Kiran menatap sekilas kemudian lebih memilih menatap pemandangan luar lagi.

"Kita sering bertemu untuk urusan kerja. Kebetulan dia wartawan yang selalu meliput saat terjadi aksi penggerebekan atau lainnya."

Kiran sama sekali bergeming, entah mengapa hatinya sedikit sakit melihat kedekatan saat mereka tadi di stasiun.

"Kemarin saat penggerebekan Haris, tak sengaja aku menyenggol tas milik Azkia menyebabkan lensa kamera dia pecah."

Kiran langsung menatap ke samping,  bukan alasan yang hafidz paparkan tetapi satu nama yang membuat dirinya syok setengah mati.

"Ha-Haris?"

"Ya, dia tertangkap di rumah orang tua Adit—pemilik kampus tempat kamu kuliah."

"Terus sekarang gimana?"

"Haris sudah mendekam di penjara, dan Pak Arya juga ikut terseret karena dia secara tidak langsung ikut di dalamnya."

"APA? PAK ARYA?" pekik Kiran saking terkejutnya. Ia menyandarkan tubuhnya lada senderan bangku di kereta. Tak menyangka jika ada orang lain terlibat di dalamnya.

"Ya, Pak Arya juga secara tidak langsung terlibat dalam pembunuhan pacar Adit yang  bernama Dita."

Kiran semakin tak paham atas apa yang terjadi, pantas saja Adit sangat membenci ayahnya.

"Kemarin aku menemani dia membeli lensa kamera. Kebetulan hari ini kita bareng ke stasiun karena dia juga ada tugas di sini. Kamu percaya kan jika aku tak ada hubungan apapun dengan Azkia. Kita cuma sebatas rekan kerja saja,  tak lebih," terang Hafidz menyakinkan pada calon istrinya agar tidak berpikiran negatif. Sayangnya, Kiran sekarang kembali membisu.

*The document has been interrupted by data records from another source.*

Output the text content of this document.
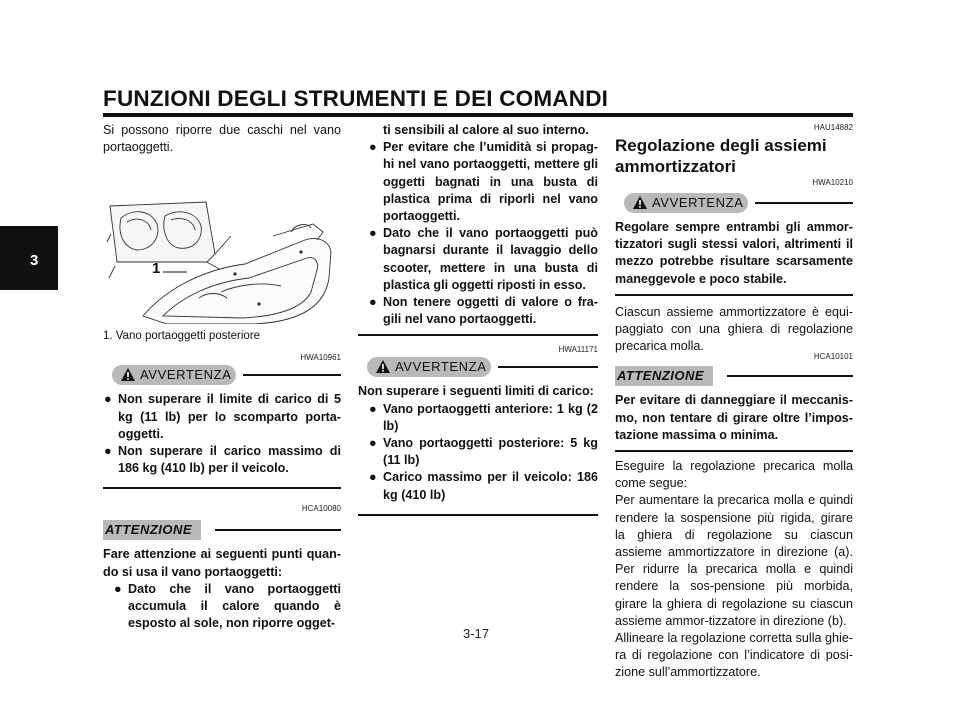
FUNZIONI DEGLI STRUMENTI E DEI COMANDI
3

Si possono riporre due caschi nel vano portaoggetti.

1
1. Vano portaoggetti posteriore
HWA10961
AVVERTENZA
● Non superare il limite di carico di 5 kg (11 lb) per lo scomparto porta-oggetti.
● Non superare il carico massimo di 186 kg (410 lb) per il veicolo.
HCA10080
ATTENZIONE

Fare attenzione ai seguenti punti quan-do si usa il vano portaoggetti:

● Dato che il vano portaoggetti accumula il calore quando è esposto al sole, non riporre ogget-
ti sensibili al calore al suo interno.
● Per evitare che l’umidità si propag-hi nel vano portaoggetti, mettere gli oggetti bagnati in una busta di plastica prima di riporli nel vano portaoggetti.
● Dato che il vano portaoggetti può bagnarsi durante il lavaggio dello scooter, mettere in una busta di plastica gli oggetti riposti in esso.
● Non tenere oggetti di valore o fra-gili nel vano portaoggetti.
HWA11171
AVVERTENZA

Non superare i seguenti limiti di carico:

● Vano portaoggetti anteriore: 1 kg (2 lb)
● Vano portaoggetti posteriore: 5 kg (11 lb)
● Carico massimo per il veicolo: 186 kg (410 lb)
HAU14882
Regolazione degli assiemi ammortizzatori
HWA10210
AVVERTENZA

Regolare sempre entrambi gli ammor-tizzatori sugli stessi valori, altrimenti il mezzo potrebbe risultare scarsamente maneggevole e poco stabile.

Ciascun assieme ammortizzatore è equi-paggiato con una ghiera di regolazione precarica molla.

HCA10101
ATTENZIONE

Per evitare di danneggiare il meccanis-mo, non tentare di girare oltre l’impos-tazione massima o minima.

Eseguire la regolazione precarica molla come segue:

Per aumentare la precarica molla e quindi rendere la sospensione più rigida, girare la ghiera di regolazione su ciascun assieme ammortizzatore in direzione (a). Per ridurre la precarica molla e quindi rendere la sos-pensione più morbida, girare la ghiera di regolazione su ciascun assieme ammor-tizzatore in direzione (b).

Allineare la regolazione corretta sulla ghie-ra di regolazione con l’indicatore di posi-zione sull’ammortizzatore.

3-17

"Oke, aku berikan kamu waktu untuk berpikir, sepertinya kamu belum percaya sepenuhnya. Kalau butuh apa-apa telepon saja.  Aku duduk bangku kedua dari depan."

Kiran menatap punggung laki-laki yang berjalan ke depan. Ia ragu apa harus sepenuhnya percaya pada Hafidz, melihat tatapan berseri pada  perempuan tadi mengisyaratkan jika ada cerita di balik semua ini yang tak ia ketahui.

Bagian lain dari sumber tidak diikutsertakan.